Contrast to the varied degrees of lymphocytic infiltration, the tumor mutation burden was consistently high across all colorectal carcinomas with double somatic mutation/alteration, including all three cases treated with immunotherapy. Prior studies had reported a median tumor mutation burden in microsatellite instability-high colorectal carcinoma to be 46.8/megabase (comparing to 3.6 in microsatellite stable colorectal carcinoma) [30]. Our 15 double somatic mutation/alteration colorectal carcinomas had a median tumor mutation burden of 64.9/megabase, and the mutation burden counts of the 3 patients treated with immunotherapy were 89.5, 84.6, and 47.2, respectively. While it is difficult to draw general conclusions due to the small number of cases, our results are in line with the emerging concept that tumor mutation burden can identify patients who may benefit from immune checkpoint inhibitors.

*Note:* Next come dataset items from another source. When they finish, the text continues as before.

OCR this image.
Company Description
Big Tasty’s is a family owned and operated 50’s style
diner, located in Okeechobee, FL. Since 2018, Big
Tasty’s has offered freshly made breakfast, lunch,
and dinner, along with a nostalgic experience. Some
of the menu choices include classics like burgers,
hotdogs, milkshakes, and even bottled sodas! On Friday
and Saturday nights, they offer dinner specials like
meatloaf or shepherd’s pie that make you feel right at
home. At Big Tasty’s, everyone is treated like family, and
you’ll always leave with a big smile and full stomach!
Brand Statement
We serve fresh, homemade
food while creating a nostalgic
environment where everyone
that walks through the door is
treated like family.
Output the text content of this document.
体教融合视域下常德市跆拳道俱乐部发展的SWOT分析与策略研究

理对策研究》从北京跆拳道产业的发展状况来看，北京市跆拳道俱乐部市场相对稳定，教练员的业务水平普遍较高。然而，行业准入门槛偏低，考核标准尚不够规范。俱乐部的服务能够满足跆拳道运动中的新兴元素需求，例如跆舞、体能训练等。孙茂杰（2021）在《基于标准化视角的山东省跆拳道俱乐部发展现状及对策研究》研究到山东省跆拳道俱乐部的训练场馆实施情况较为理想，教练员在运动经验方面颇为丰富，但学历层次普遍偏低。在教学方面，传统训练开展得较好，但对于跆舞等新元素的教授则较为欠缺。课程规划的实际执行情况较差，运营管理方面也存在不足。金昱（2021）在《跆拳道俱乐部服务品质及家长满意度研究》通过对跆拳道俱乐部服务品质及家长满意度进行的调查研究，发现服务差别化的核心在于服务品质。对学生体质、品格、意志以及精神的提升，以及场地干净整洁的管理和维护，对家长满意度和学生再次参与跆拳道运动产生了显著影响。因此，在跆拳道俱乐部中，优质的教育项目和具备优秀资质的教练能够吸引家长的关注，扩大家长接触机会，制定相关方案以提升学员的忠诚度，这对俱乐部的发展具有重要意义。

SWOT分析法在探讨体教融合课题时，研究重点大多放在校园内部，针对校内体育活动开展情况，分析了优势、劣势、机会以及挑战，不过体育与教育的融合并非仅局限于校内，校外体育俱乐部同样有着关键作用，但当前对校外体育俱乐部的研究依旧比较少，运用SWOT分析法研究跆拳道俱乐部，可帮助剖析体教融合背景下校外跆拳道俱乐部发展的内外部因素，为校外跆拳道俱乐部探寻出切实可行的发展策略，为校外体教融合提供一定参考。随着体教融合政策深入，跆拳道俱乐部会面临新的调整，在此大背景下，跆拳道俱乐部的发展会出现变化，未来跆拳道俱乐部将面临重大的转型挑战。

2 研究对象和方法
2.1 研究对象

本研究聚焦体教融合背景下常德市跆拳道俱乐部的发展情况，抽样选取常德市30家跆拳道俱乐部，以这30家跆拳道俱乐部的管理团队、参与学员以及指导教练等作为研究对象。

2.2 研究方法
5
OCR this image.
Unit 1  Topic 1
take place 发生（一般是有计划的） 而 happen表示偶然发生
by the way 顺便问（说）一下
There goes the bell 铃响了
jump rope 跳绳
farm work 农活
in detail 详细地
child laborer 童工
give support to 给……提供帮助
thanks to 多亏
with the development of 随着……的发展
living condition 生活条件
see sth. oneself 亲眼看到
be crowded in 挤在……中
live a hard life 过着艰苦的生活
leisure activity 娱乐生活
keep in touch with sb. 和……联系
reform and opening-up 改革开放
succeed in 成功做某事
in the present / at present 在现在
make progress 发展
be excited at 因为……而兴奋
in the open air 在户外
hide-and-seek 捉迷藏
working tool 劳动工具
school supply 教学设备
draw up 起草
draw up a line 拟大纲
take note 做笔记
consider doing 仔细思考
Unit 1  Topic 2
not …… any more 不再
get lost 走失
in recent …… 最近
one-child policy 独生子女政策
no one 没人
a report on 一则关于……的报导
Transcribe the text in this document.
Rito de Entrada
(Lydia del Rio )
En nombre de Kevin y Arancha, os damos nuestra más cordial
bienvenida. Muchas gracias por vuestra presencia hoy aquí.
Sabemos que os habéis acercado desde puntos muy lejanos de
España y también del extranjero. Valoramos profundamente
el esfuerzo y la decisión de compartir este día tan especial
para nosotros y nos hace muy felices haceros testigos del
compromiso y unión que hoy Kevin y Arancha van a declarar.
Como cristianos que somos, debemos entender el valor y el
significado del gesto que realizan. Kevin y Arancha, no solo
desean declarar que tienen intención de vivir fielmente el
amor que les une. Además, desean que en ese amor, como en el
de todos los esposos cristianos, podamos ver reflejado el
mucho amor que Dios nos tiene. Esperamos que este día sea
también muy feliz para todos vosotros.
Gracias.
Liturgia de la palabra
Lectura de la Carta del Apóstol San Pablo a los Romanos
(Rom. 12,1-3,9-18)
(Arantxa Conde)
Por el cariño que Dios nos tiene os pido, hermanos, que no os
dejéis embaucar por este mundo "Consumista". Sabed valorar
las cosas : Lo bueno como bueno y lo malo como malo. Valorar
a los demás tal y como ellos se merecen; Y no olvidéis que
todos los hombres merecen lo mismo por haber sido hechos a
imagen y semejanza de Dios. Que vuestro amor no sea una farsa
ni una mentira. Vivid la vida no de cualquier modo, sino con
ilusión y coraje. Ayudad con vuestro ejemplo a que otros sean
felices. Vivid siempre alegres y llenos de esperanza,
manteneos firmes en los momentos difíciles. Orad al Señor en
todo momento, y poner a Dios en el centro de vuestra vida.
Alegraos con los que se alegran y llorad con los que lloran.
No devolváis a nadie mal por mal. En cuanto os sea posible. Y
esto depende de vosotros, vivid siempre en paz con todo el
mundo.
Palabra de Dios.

In this study, we also showed that double somatic alterations could affect any one of the four major DNA mismatch repair genes, with the most commonly affected being MLH1 and MSH2. This is relevant, particularly with regard to the interpretation of mismatch repair protein immunohistochemistry results. It indicates that in Lynch syndrome diagnostics, loss of MSH2, MSH6 or PMS2 protein expression by immunohistochemistry in a tumor no longer automatically implies that the case is “almost certainly” Lynch syndrome (an assumption commonly upheld in the past). Additionally, our observation of BRAF V600E mutations occurring in double somatic mutation/alteration colorectal carcinomas highlights another interpretation caveat in Lynch syndrome diagnostics: BRAF V600E in microsatellite instability-high colorectal carcinomas can occur outside the context of MLH1 promoter hypermethylation as well [31]. Previous reports [32, 33] documented its occurrence in rare Lynch syndrome-associated colorectal carcinomas (genes involved included MLH1 as well as MSH2 and PMS2); our study expands the spectrum of microsatellite instability-high colorectal carcinomas that could harbor BRAF V600E to include those associated with double somatic mismatch repair gene mutation/alteration (genes involved may include MSH6).

In summary, colorectal carcinomas with microsatellite instability-high secondary to double somatic mismatch repair gene mutation/alteration signify a new tumor subcategory that not only provides explanation for many previously unexplained microsatellite instability-high colorectal carcinomas (and therefore impacts Lynch syndrome work-up and management strategies), but may also bear other important clinical implications. In particular, these tumors seem to have less pronounced lymphocytic infiltration and yet a tendency towards higher TNM stage at presentation when compared to other microsatellite instability-high colorectal carcinomas, suggesting a potential prognostic connotation that is possibly mediated by lymphocytic infiltration. Intriguingly, these tumors have a consistently high tumor mutation burden, and may respond to anti-PD1/PD-L1 immunotherapy even when the lymphocytic infiltration is not striking. Additional studies with larger sample size are needed to validate these findings.